İki dünya bir cihan bir araya gelse düzelmeyecek bir dostluk.
Yarım kalmış onlarca kalp.
Ben Dinçer Ecevit, Yalan damarda kan olsa ben ölmeyi tercih ederdim. Çünkü babam bana böyle öğretmişti. Eski beni kaybetmiş üzerime mesleğimin ağırlığı çökmüştü. Beni gömmüşlerdi ama vicdanımı ellerini süremezlerdi. Ben Dinçer Ecevit, bazı geceler düşündüğümden daha çok tanıyamıyorum kendimi, bazı geceler nasıl davranmam gerektiğini bilmiyorum. Bazen kendimi o kadar kaybediyorum ki özüm karşıma geçip yalvarıyor, durmam için ayaklarıma kapanıyor.
Ben Asila Güney, kasırgalar vardı beni de alıp içinde sürükleyen. Anılar vardı beni içinde hiçbir zaman barındırmayacak. Hatırlar vardı benim hiç unutmayacağım. Bir ben vardım hiçbir zaman ait olmayacak. Sırlarım vardı benim de herkes gibi. Aynalarım vardı içimi döktüğüm hiç kimse gibi. Değersizdim aslında bende herkes gibi, onarılmayacak kadar dağılmış atılmayacak kadar vefalı. Ben Asila Güney, küçücük bir an insanın kendini kaybetmesine yetiyordu. Küçücük bir an hayatını alt üst etmeye yetiyordu. Küçük bir an bir insanın mahvolmasına yetiyordu. Bazen benim düşündüklerimi başkaları öyle düşünmediği için kendimi suçluyorum, bunun bir kusur olduğunu kendime hatırlatıyorum. Ama gerçekten küçücük bir an bana her şeyi unutturabiliyor. Ve bazen küçücük bir an ise iki tarafın da enkazları altında kalmalarına yetiyordu. Dinçer öyle bir gitmişti ki, o sokak küçücük olup beni içine hapsetmişti.
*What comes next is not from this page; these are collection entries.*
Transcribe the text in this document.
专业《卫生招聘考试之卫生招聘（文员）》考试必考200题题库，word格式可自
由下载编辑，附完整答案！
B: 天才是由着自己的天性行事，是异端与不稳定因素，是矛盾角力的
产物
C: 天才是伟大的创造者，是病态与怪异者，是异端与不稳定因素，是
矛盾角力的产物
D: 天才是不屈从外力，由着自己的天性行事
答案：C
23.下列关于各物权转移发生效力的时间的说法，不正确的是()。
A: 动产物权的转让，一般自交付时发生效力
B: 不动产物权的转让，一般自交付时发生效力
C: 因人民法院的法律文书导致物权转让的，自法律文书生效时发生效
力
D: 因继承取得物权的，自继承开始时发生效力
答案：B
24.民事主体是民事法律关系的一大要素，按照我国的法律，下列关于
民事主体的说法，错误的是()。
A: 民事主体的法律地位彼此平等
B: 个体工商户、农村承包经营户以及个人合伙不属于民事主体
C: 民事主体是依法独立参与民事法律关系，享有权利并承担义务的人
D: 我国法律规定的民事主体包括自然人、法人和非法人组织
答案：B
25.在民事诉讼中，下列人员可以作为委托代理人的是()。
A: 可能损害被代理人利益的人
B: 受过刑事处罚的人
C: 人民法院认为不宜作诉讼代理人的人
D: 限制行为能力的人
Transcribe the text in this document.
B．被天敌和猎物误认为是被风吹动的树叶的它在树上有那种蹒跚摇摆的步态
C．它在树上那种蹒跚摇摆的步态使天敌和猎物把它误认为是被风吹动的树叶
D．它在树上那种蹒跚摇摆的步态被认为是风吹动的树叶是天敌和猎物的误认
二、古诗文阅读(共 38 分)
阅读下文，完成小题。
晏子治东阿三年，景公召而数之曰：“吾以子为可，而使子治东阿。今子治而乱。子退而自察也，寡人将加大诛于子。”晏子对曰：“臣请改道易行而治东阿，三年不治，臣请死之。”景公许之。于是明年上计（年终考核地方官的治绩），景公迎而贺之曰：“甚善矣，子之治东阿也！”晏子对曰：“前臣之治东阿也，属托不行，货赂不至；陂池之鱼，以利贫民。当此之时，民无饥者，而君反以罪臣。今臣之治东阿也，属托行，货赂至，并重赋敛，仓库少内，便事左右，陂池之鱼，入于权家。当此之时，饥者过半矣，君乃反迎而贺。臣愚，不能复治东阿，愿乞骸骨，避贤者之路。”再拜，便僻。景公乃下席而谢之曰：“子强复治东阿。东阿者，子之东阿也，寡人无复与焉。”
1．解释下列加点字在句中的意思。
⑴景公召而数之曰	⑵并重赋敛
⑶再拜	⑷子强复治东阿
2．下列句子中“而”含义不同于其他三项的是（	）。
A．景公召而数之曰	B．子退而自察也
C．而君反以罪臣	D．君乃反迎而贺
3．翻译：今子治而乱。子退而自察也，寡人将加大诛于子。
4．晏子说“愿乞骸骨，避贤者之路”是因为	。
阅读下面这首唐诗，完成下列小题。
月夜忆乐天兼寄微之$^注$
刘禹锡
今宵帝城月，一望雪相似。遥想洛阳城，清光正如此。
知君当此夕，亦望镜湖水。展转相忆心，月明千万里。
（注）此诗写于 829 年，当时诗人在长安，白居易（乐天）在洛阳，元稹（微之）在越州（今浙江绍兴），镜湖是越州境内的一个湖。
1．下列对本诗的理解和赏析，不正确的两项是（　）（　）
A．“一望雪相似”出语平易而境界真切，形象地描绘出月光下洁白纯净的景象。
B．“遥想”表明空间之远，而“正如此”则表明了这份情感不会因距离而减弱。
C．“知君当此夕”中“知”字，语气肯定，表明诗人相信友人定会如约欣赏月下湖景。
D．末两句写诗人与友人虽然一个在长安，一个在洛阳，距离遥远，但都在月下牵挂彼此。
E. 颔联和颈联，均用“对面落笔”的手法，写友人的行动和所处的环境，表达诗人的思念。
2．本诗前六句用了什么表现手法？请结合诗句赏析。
Geçecek, geçecek, geçecek, geçecek...
Geçmiyorsa da bitecek, bitecek, bitecek, bitecek...
Geçmeli, geçmiyorsa gitmeli.
Anlamalı, anlamıyorsa durmalı.
Görmeli, görmüyorsa ölmeli.
Susmalı, susmuyorsa duymalı.
Bilmeli, bilmiyorsa yeniden öğrenmeli.
Sevmeli, sevmiyorsa yalan söylemeli, yalan söylemeli, yalan söylemeli, yalan söylemeli...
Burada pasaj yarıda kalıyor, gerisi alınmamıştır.